HTS YBCO Resonator Configuration with Coplanar Optimized Flux Concentrator Strongly Coupled to rf SQUID

TL;DR

This paper presents a novel superconducting flux concentrator integrated with coplanar resonators for enhanced coupling to HTS rf-SQUIDs, evaluated through simulations and experimental fabrication, achieving high quality factors and strong coupling at GHz frequencies.

Contribution

The study introduces a new flux concentrator design combined with optimized resonator configurations, demonstrating improved coupling and quality factors for HTS rf-SQUID applications.

Findings

Spiral resonator achieved a quality factor of 5900.

Strongest coupling of -0.5 dB at 836 MHz.

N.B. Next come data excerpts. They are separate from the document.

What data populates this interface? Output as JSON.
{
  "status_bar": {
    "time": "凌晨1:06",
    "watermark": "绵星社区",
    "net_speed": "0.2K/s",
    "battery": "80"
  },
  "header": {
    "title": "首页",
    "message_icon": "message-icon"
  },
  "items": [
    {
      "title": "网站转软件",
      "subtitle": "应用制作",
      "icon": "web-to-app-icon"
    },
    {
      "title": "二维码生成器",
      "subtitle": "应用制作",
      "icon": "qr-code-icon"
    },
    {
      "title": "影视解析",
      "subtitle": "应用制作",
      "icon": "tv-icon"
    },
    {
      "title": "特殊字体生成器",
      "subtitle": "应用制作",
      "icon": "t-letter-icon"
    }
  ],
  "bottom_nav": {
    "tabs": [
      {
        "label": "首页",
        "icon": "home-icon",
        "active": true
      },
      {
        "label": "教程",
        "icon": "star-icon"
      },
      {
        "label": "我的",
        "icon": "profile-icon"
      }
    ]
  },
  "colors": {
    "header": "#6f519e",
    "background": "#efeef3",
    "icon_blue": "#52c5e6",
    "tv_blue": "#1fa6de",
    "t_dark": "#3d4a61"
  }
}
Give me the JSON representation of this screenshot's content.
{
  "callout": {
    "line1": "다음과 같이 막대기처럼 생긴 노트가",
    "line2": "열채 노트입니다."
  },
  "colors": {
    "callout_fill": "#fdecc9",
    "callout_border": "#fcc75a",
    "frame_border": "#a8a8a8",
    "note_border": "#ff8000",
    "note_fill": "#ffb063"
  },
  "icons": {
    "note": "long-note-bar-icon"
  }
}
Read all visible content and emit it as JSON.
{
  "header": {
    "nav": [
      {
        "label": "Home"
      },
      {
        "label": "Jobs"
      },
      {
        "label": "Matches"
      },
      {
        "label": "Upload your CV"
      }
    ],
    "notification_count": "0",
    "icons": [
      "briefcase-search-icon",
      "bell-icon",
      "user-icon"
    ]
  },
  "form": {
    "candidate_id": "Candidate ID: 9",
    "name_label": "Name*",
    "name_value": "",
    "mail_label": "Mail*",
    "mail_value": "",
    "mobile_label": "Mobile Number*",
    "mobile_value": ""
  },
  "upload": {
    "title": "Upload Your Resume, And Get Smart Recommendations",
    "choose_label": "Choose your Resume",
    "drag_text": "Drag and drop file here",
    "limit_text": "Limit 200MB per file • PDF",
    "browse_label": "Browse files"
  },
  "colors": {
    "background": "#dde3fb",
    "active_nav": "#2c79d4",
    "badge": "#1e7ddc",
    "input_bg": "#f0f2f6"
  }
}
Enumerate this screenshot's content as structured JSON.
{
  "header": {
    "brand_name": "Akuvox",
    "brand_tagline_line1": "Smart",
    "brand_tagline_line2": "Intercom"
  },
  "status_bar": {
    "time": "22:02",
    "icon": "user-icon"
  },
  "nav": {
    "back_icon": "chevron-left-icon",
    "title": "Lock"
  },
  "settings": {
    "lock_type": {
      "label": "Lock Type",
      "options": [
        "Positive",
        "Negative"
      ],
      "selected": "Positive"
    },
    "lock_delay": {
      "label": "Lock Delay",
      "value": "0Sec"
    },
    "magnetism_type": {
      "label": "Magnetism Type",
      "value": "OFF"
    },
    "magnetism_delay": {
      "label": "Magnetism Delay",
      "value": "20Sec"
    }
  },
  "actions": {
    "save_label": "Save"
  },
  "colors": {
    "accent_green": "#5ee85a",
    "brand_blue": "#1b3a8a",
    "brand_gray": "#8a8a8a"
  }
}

Optimized flux concentrator enhances flux transformation efficiency.

Abstract

We developed a novel magnetic coupling module formed of a monolayer superconducting flux concentrator, which is integrated with a coplanar resonator strongly coupled to HTS rf-SQUID. Three types of resonators, including a long stripline resonator between input loop and pick-up loop of the flux concentrator, a complementary split ring resonator (CSRR), and also a spiral shape inside the input loop are explored. The resonance quality factors as well as the coupling to the SQUID of different patterns of these three types of the resonators is evaluated using Finite Element Method (FEM) simulations. Several readout methods to couple the electronic system to the resonators are tested, including inductive (coil) and capacitive (transmission line) couplings, and the optimum readout is reported for each of the resonators. Among the evaluated resonator types, a spiral shape resonator with optimal design showing the highest quality factor (5900) together with the strongest coupling to the SQUID (-0.5 dB) at resonance frequency of 836 MHz, is fabricated using 200 nm thick superconducting YBCO on a 1 mm thick crystalline LaAlO3 substrate. The flux concentrator of the module is optimized by the variation of its linewidths and also its input loop radius to obtain maximum flux transformation efficiency.